ENTREVISTAs COM o TRAVEL EXPERT DA IBM, marcel frigeira e com hubber clemente, da hotelaria + 5 medidas da OMT

Queridos leitores, ouvintes, seguidores…

Eita, 2 entrevistas no mesmo post Fernão? Sim, porque tem sido tanta gente incrível entrevistada pro meu canal, que está difícil manter 1 por semana rsrs. São 2 horas da sua vida (1 hr por papo) que garanto que passarão voando…. vai ouvindo enquanto limpa a mesa, cozinha, faz um power point. Também tem em podcast no site loureiroconsultores.com/podcasts

E o texto de hoje, para não ficar só nos vídeos, é sobre um estudo da Organização Mundial do Turismo – falando sobre cultura e turismo.

Boas reflexões!

5 medidas da OMT para recuperação do Turismo

O Departamento de Ética, Cultura e Responsabilidade Social da OMT, em colaboração com seus parceiros internacionais com competência em cultura e turismo, definiram algumas medidas para retomar e identificar oportunidades no turismo: 🛩

1. Melhorar o intercâmbio de informações e dados entre setores para entender os impactos da pandemia e criar respostas efetivas que permitirão planos de mitigação mais focados para responder a diferentes necessidades e replicar boas práticas.

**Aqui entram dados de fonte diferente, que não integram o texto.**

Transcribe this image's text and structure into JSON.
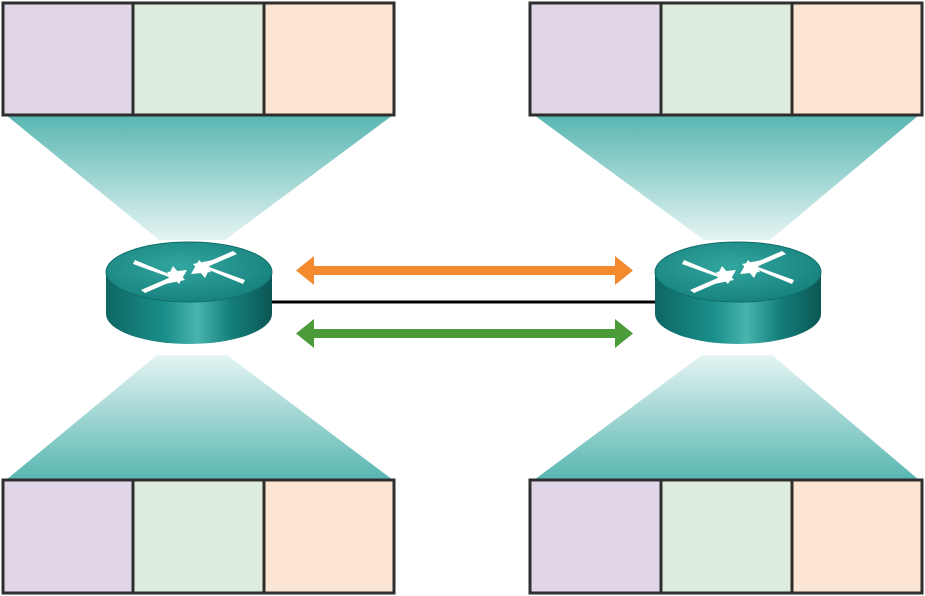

2. Lançar alianças inovadoras. Com milhões de pessoas confinadas em suas casas para desenvolver e promover experiências culturais para um público cativo. O desafio é fornecer essas experiências de uma maneira que ofereça benefícios diretos às organizações e profissionais envolvidos. Durante essa transição digital, o turismo e a cultura podem estabelecer alianças com empresas de tecnologia e o setor privado para melhorar o acesso a programas de
capacitação em cultura e turismo sustentável, disponíveis online.

3. Inspirar um futuro mais sustentável para o turismo cultural: As estratégias de marketing no turismo estão destacando expressões culturais locais e também para inspirar viagens responsáveis.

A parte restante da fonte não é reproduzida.